Looking for Guidance for PCI Compliance.
We are currently moving to getting a ci\cd pipeline running on Gitlab.
Our current set up is we have a non production and a production environment on separate networks.
This reduces the area that is under PCI to just the Production network as this is the only place card holder data is present.
We get a deployment to production by the following:

  • Commit code to git

  • This kicks off current build of artifacts via cruise control

  • In non production we deploy this via scripts, which have access to artifacts

  • For production we make the artifacts available to production by pushing to SFTP server and run script on production jump server to deploy

We are now working to moving to use Gitlab where:

  • Gitlab running in non prod environment

  • Gitlab registry running in non prod environment with docker images stored in file system for now, eventlually to something like s3

GitLab runner running in non prod environment

Our issue is for the cd part we need to push images to production boxes and run docker commands(docker run). This results in our non production environment (via runner running pipeline) to have access to production which we never required.

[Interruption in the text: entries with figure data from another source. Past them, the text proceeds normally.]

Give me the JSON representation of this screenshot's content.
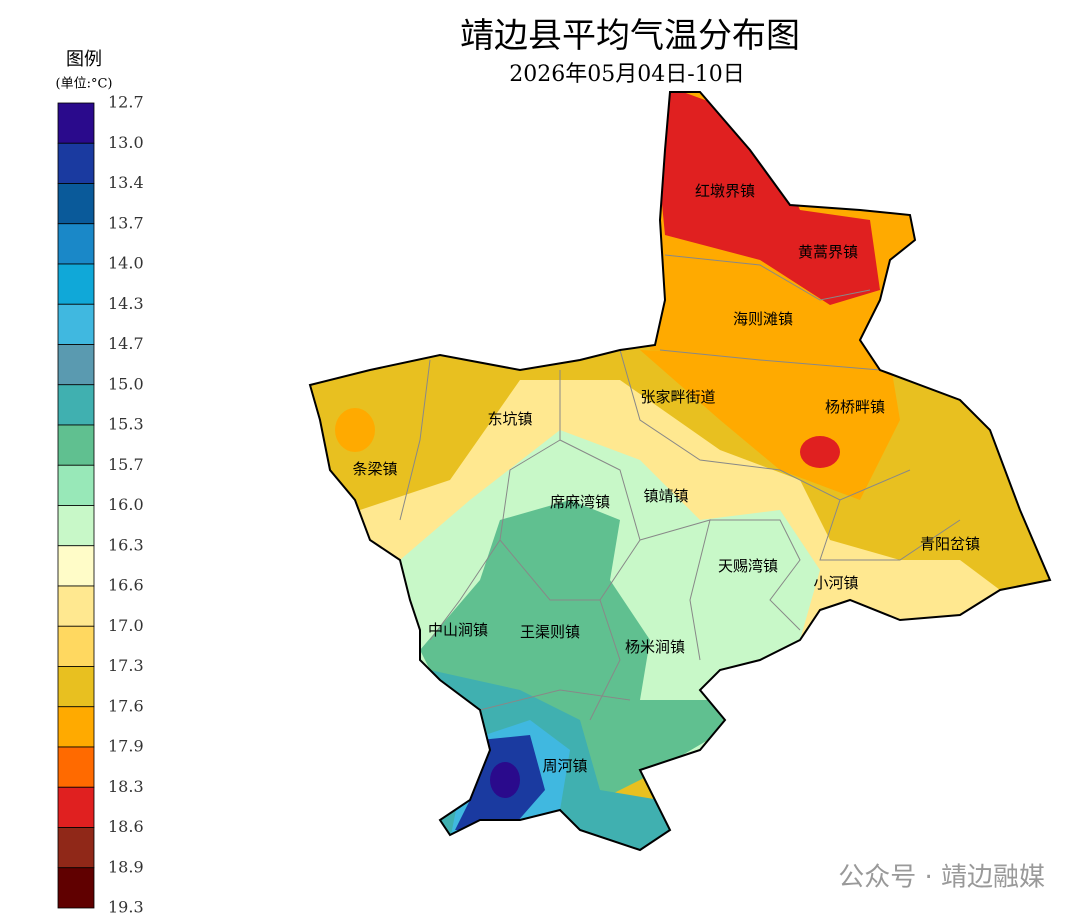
{
  "title": "靖边县平均气温分布图",
  "subtitle": "2026年05月04日-10日",
  "legend": {
    "title": "图例",
    "unit": "(单位:°C)",
    "labels": [
      "12.7",
      "13.0",
      "13.4",
      "13.7",
      "14.0",
      "14.3",
      "14.7",
      "15.0",
      "15.3",
      "15.7",
      "16.0",
      "16.3",
      "16.6",
      "17.0",
      "17.3",
      "17.6",
      "17.9",
      "18.3",
      "18.6",
      "18.9",
      "19.3"
    ],
    "colors": [
      "#2a0a8c",
      "#1a3aa0",
      "#0a5a9a",
      "#1a88c8",
      "#10a8d8",
      "#40b8e0",
      "#5a9ab0",
      "#40b0b0",
      "#60c090",
      "#98e8b8",
      "#c8f8c8",
      "#fffcc8",
      "#ffe890",
      "#ffd860",
      "#e8c020",
      "#ffaa00",
      "#ff6a00",
      "#e02020",
      "#902818",
      "#600000"
    ]
  },
  "towns": [
    "红墩界镇",
    "黄蒿界镇",
    "海则滩镇",
    "张家畔街道",
    "杨桥畔镇",
    "东坑镇",
    "条梁镇",
    "席麻湾镇",
    "镇靖镇",
    "青阳岔镇",
    "天赐湾镇",
    "小河镇",
    "中山涧镇",
    "王渠则镇",
    "杨米涧镇",
    "周河镇"
  ],
  "watermark": "公众号 · 靖边融媒"
}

Any guidance on how to avoid this and keep our production environment as restricted as possible. I presume lots of companies want to keep production restricted and how do they achieve this?

Hi, I found some resources that might help you. According to GitLab’s website, they have some features that can help you with your PCI compliance, such as:

  • Static Application Security Testing (SAST) which analyzes the source code of an application for common security vulnerabilities.
  • Dynamic Application Security Testing (DAST) which scans working web applications for common security vulnerabilities.
  • Container Scanning which identifies known vulnerabilities in your Docker images.
  • Dependency Scanning which identifies open source code libraries, being used by your application, with known vulnerabilities.
  • Policy management which helps you define rules and policies to adhere to workflow requirements, separation of duties, and secure supply chain best practices.
  • Compliance frameworks which describe the type of compliance requirements projects must follow.
  • Compliance pipelines which define a pipeline configuration to run for any projects with a given compliance framework.
  • Audit management which provides visibility into GitLab and audit what is happening.

I hope this helps you with your question of how do i become pci compliant. Good luck with your project! :blush:

I would have separate runners, one for prod, one for non-prod. That way, the non-prod runner doesn’t need access to your prod servers. In such a scenario, only the runner in the prod network can push the docker images to the prod server.